Five myths about mosques

Edward E. Curtis IV, a professor at Indiana University-Purdue University, Indianapolis, punctures a few misconceptions about mosques in an article in The Washington Post.

It includes this on sharia:

In Islam, sharia (“the Way” to God) theoretically governs every human act. But Muslims do not agree on what sharia says; there is no one sharia book of laws. Most mosques in America do not teach Islamic law for a simple reason: It’s too complicated for the average believer and even for some imams.

Islamic law includes not only the Koran and the Sunna (the traditions of the prophet Muhammad) but also great bodies of arcane legal rulings and pedantic scholarly interpretations. If mosques forced Islamic law upon their congregants, most Muslims would probably leave — just as most Christians might walk out of the pews if preachers gave sermons exclusively on Saint Augustine, canon law and Greek grammar.
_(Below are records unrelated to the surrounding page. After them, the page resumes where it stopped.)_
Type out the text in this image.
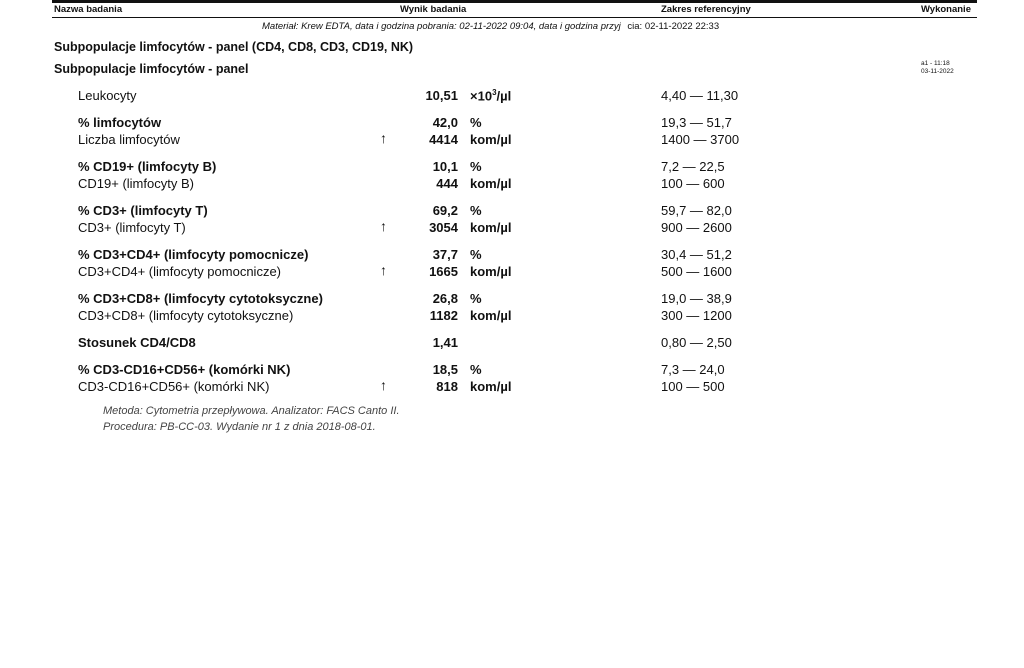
Nazwa badania	Wynik badania	Zakres referencyjny	Wykonanie
Materiał: Krew EDTA, data i godzina pobrania: 02-11-2022 09:04, data i godzina przyj cia: 02-11-2022 22:33
Subpopulacje limfocytów - panel (CD4, CD8, CD3, CD19, NK)
Subpopulacje limfocytów - panel	a1 - 11:18
03-11-2022
Leukocyty	$10,51 \times 10^3/\mu l$	4,40 — 11,30
% limfocytów	42,0 %	19,3 — 51,7
Liczba limfocytów	↑	4414 kom/µl	1400 — 3700
% CD19+ (limfocyty B)	10,1 %	7,2 — 22,5
CD19+ (limfocyty B)	444 kom/µl	100 — 600
% CD3+ (limfocyty T)	69,2 %	59,7 — 82,0
CD3+ (limfocyty T)	↑	3054 kom/µl	900 — 2600
% CD3+CD4+ (limfocyty pomocnicze)	37,7 %	30,4 — 51,2
CD3+CD4+ (limfocyty pomocnicze)	↑	1665 kom/µl	500 — 1600
% CD3+CD8+ (limfocyty cytotoksyczne)	26,8 %	19,0 — 38,9
CD3+CD8+ (limfocyty cytotoksyczne)	1182 kom/µl	300 — 1200
Stosunek CD4/CD8	1,41	0,80 — 2,50
% CD3-CD16+CD56+ (komórki NK)	18,5 %	7,3 — 24,0
CD3-CD16+CD56+ (komórki NK)	↑	818 kom/µl	100 — 500
Metoda: Cytometria przepływowa. Analizator: FACS Canto II.
Procedura: PB-CC-03. Wydanie nr 1 z dnia 2018-08-01.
Instead, mosques study the Koran and the Sunna and how the principles and stories in those sacred texts apply to their everyday lives.
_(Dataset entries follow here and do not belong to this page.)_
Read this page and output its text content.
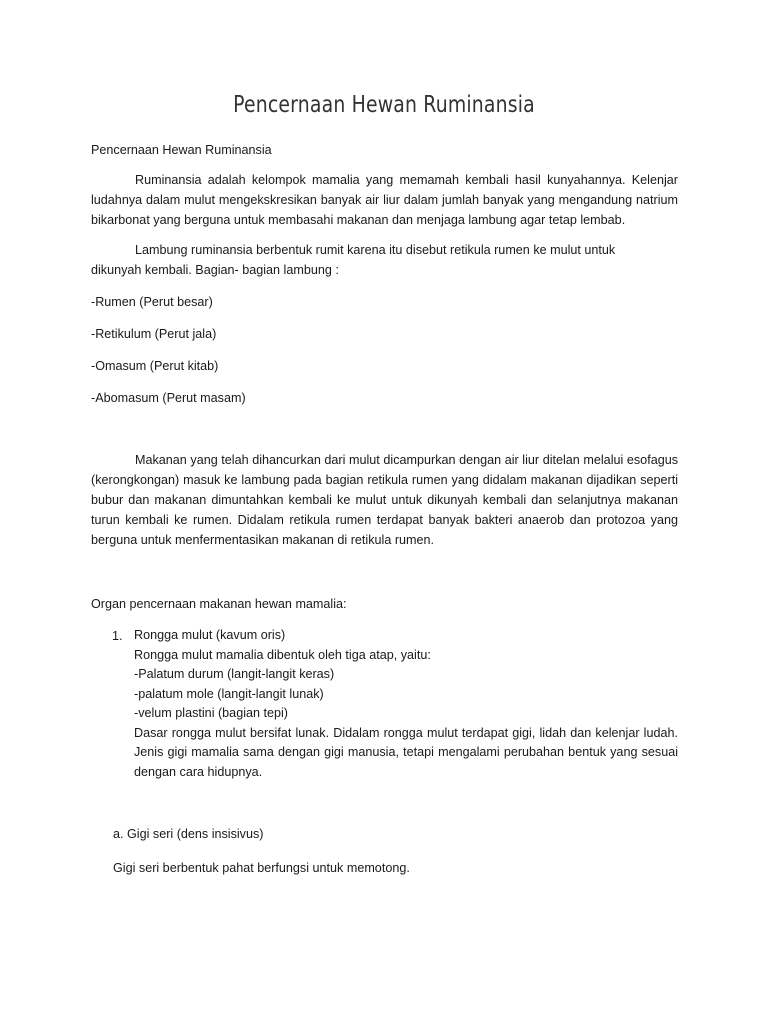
Pencernaan Hewan Ruminansia
Pencernaan Hewan Ruminansia
Ruminansia adalah kelompok mamalia yang memamah kembali hasil kunyahannya. Kelenjar ludahnya dalam mulut mengekskresikan banyak air liur dalam jumlah banyak yang mengandung natrium bikarbonat yang berguna untuk membasahi makanan dan menjaga lambung agar tetap lembab.
Lambung ruminansia berbentuk rumit karena itu disebut retikula rumen ke mulut untuk dikunyah kembali. Bagian- bagian lambung :
-Rumen (Perut besar)
-Retikulum (Perut jala)
-Omasum (Perut kitab)
-Abomasum (Perut masam)
Makanan yang telah dihancurkan dari mulut dicampurkan dengan air liur ditelan melalui esofagus (kerongkongan) masuk ke lambung pada bagian retikula rumen yang didalam makanan dijadikan seperti bubur dan makanan dimuntahkan kembali ke mulut untuk dikunyah kembali dan selanjutnya makanan turun kembali ke rumen. Didalam retikula rumen terdapat banyak bakteri anaerob dan protozoa yang berguna untuk menfermentasikan makanan di retikula rumen.
Organ pencernaan makanan hewan mamalia:
1. Rongga mulut (kavum oris)
Rongga mulut mamalia dibentuk oleh tiga atap, yaitu:
-Palatum durum (langit-langit keras)
-palatum mole (langit-langit lunak)
-velum plastini (bagian tepi)
Dasar rongga mulut bersifat lunak. Didalam rongga mulut terdapat gigi, lidah dan kelenjar ludah. Jenis gigi mamalia sama dengan gigi manusia, tetapi mengalami perubahan bentuk yang sesuai dengan cara hidupnya.
a. Gigi seri (dens insisivus)
Gigi seri berbentuk pahat berfungsi untuk memotong.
And this on the character of most American mosques:

There is a danger that as anti-Muslim prejudice increases — as it has recently in reaction to the proposed community center near Ground Zero — alienated young Muslims will turn away from the peaceful path advocated by their elders in America’s mosques. So far, that has not happened on a large scale.

Through their mosques, U.S. Muslims are embracing the community involvement that is a hallmark of the American experience. In this light, mosques should be welcomed as premier sites of American assimilation, not feared as incubators of terrorist indoctrination.